Interview with Martin Archer, founder and director of the label Discus Music

Discus Music is a British music label that has been present for years in the digital maze of Kathodik. His productions, ranging from Free Jazz to Progressive Rock, always arouse interest in the editorial staff and find passionate editors who listen to records and talk about them on the webzine. Also this time, as for the other interviews, I realized that it was time for a deepening of knowledge of the label and the philosophy that animates it and I exchanged my usual digital chat with Martin Archer, founder and director of Discus Music. As always to you reading.

Here you can find the Italian translation

What are the origins of the Discus Music label? How did the idea come about? What were your inspirations? What models, if any, have you referred to?

While I was starting to learn about music and how to do music in the 1970s there were three very important British labels to take a role models – Incus, Ogun and Cadillac. All of these showed how it was possible for musicians to record and release their own music without interference. This appealed to me greatly, and by the time I’d reached my early 20s I was already starting to realise that recording rather than gigging was to be my main thing. And by then we’d had punk, and small independent labels had become common. So the means of production was opened up. At first – in fact until around 10 years ago – Discus really existed only for my personal releases. But then to take it to the next level I began to add releases which weren’t personal to me – at first by musicians in my own immediate circle, but now rather wider.
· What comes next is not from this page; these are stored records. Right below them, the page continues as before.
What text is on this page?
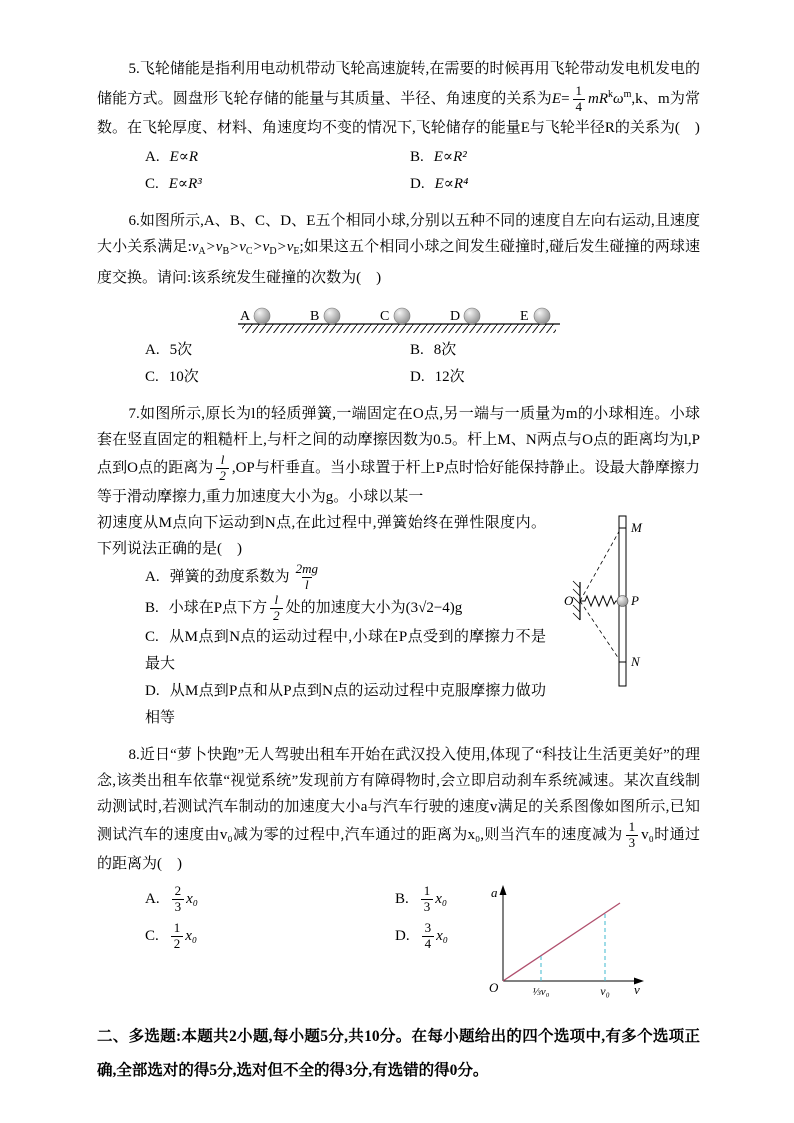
5.飞轮储能是指利用电动机带动飞轮高速旋转,在需要的时候再用飞轮带动发电机发电的储能方式。圆盘形飞轮存储的能量与其质量、半径、角速度的关系为$E= \frac{1}{4} mR^k\omega^m,k$、m为常数。在飞轮厚度、材料、角速度均不变的情况下,飞轮储存的能量E与飞轮半径R的关系为(    )

A. E∝R	B. E∝R²
C. E∝R³	D. E∝R⁴

6.如图所示,A、B、C、D、E五个相同小球,分别以五种不同的速度自左向右运动,且速度大小关系满足$:v_A>v_B>v_C>v_D>v_E$;如果这五个相同小球之间发生碰撞时,碰后发生碰撞的两球速度交换。请问:该系统发生碰撞的次数为(    )

A	B	C	D	E
A. 5次	B. 8次
C. 10次	D. 12次

7.如图所示,原长为l的轻质弹簧,一端固定在O点,另一端与一质量为m的小球相连。小球套在竖直固定的粗糙杆上,与杆之间的动摩擦因数为0.5。杆上M、N两点与O点的距离均为l,P点到O点的距离为 $\frac{l}{2} ,OP$与杆垂直。当小球置于杆上P点时恰好能保持静止。设最大静摩擦力等于滑动摩擦力,重力加速度大小为g。小球以某一

M
O	P
N

初速度从M点向下运动到N点,在此过程中,弹簧始终在弹性限度内。下列说法正确的是(    )

A. 弹簧的劲度系数为 $\frac{2mg}{l}$
B. 小球在P点下方 $\frac{l}{2}$ 处的加速度大小为(3√2−4)g
C. 从M点到N点的运动过程中,小球在P点受到的摩擦力不是最大
D. 从M点到P点和从P点到N点的运动过程中克服摩擦力做功相等

8.近日“萝卜快跑”无人驾驶出租车开始在武汉投入使用,体现了“科技让生活更美好”的理念,该类出租车依靠“视觉系统”发现前方有障碍物时,会立即启动刹车系统减速。某次直线制动测试时,若测试汽车制动的加速度大小a与汽车行驶的速度v满足的关系图像如图所示,已知测试汽车的速度由v₀减为零的过程中,汽车通过的距离为x₀,则当汽车的速度减为 $\frac{1}{3} v_0$时通过的距离为(    )

a
v
O	⅓v₀	v₀
A. $\frac{2}{3} x_0$	B. $\frac{1}{3} x_0$
C. $\frac{1}{2} x_0$	D. $\frac{3}{4} x_0$

二、多选题:本题共2小题,每小题5分,共10分。在每小题给出的四个选项中,有多个选项正确,全部选对的得5分,选对但不全的得3分,有选错的得0分。
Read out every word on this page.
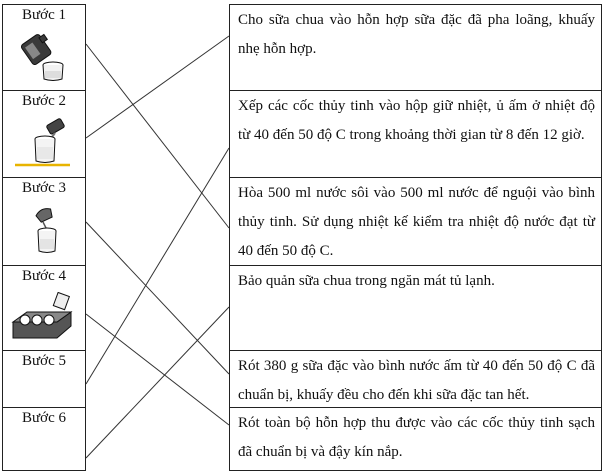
Bước 1
Bước 2
Bước 3
Bước 4
Bước 5
Bước 6
Cho sữa chua vào hỗn hợp sữa đặc đã pha loãng, khuấy nhẹ hỗn hợp.
Xếp các cốc thủy tinh vào hộp giữ nhiệt, ủ ấm ở nhiệt độ từ 40 đến 50 độ C trong khoảng thời gian từ 8 đến 12 giờ.
Hòa 500 ml nước sôi vào 500 ml nước để nguội vào bình thủy tinh. Sử dụng nhiệt kế kiểm tra nhiệt độ nước đạt từ 40 đến 50 độ C.
Bảo quản sữa chua trong ngăn mát tủ lạnh.
Rót 380 g sữa đặc vào bình nước ấm từ 40 đến 50 độ C đã chuẩn bị, khuấy đều cho đến khi sữa đặc tan hết.
Rót toàn bộ hỗn hợp thu được vào các cốc thủy tinh sạch đã chuẩn bị và đậy kín nắp.
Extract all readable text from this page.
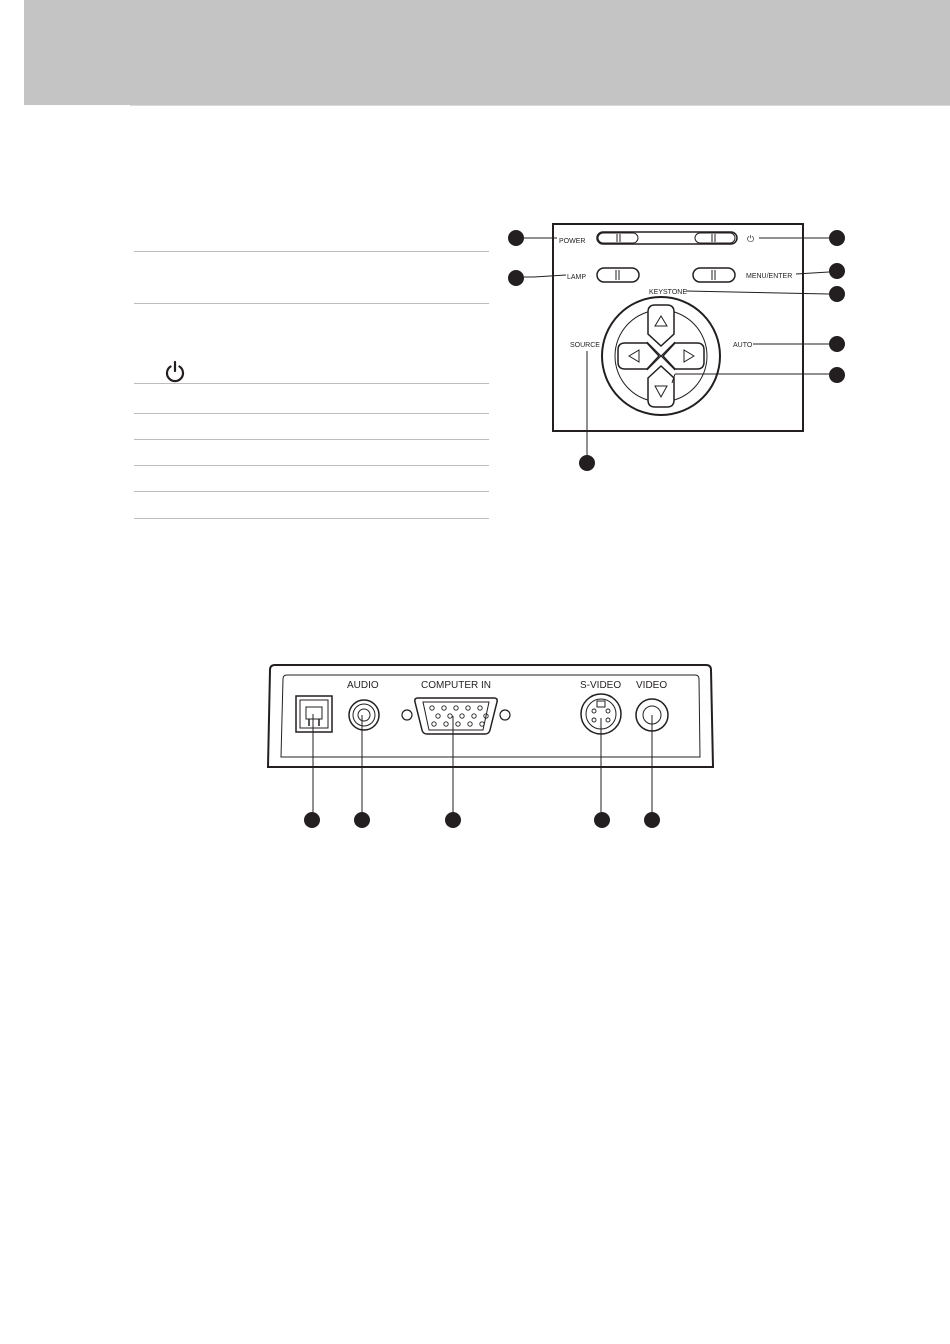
POWER	⏻
LAMP	MENU/ENTER
KEYSTONE
SOURCE	AUTO
AUDIO	COMPUTER IN	S-VIDEO VIDEO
I’m in two minds about whether I really want that responsibility, but I guess it is too late now.

Where are the labels based?

Sheffield UK

How do you choose the releases?

My own music goes between improvisation thru free jazz to progressive rock and extended songform. I do whatever I feel like! So, I deliberately wanted the label to issue music which was similarly varied, a real mixed bag. How do I choose? I just have to love the music and feel that somehow it relates to the Discus ethos of pushing the boundaries a little bit.

Julie T and Martin Archer

Why is it mostly Cd releases?

Well it is 60% CD and 40% DL, which has not really changed for a few years. In this niche area of music lots of people still want a physical product, and for those who don’t they can buy a DL. For me this combination is the ideal carrying method, very practical for people who’s main interest is the music and not the medium. The medium isn’t, and never was, the message.

Do you plan for future vinyl releases?

No, I don’t like vinyl. Too expensive to make, too long a production time, too expensive to post, it won’t go through your letter box, too bulky to store, too limited in length. There is nothing about it that I like, good riddance.

What do you think about co-productions between record labels? Do you think it is a viable option for your labels?

No, I can’t see any advantage in that. Why would labels wish to do that I wonder? I’m not even aware this happens. I prefer to stay in control!

Orchestra Of The Upper Atmosphere

Do you think it is important to use social media to promote improvised music?

It’s vital! Without a record company promotional department to fall back on, musicians have to do their own promotion, and the best way to do that is direct to special interest groups via social media and online commentators. I feel it helps you to have this very direct personal contact with listeners. It feels like a worldwide community. Getting magazine reviews is lovely for the ego, but I’m not sure they make much difference to sales.

How do you see the national and international improvised music scene?

Well I think generally there is now more great music to see and hear than ever before. There are a great many really good younger musicians coming through, and I never get tired of hearing new things from new people. Gigs in the UK are not great for more experimental sounds – there have never been enough places to play, and it’s like that still. But for me as primarily a recording musician it is fine – I sell CDs all over the world, mainly UK / EU / US and that feels good.

Could you tell us something about some of your future projects?

Well Discus will be releasing 18 new CD/DLs during 2023, some of my music, some new names, and some established names. There will be 2 Paul Dunmall releases in 2023 and I’m delighted with both of them. I have releases due from my leftfield rock groups Orchestra Of The Upper Atmosphere and Das Rad. And I have a triple live CD with Anthropology Band which I’m excited about. A few surprises too which you’ll find out about in due course. I just want to keep everyone guessing and interested in what comes out on Discus – what is he up to now?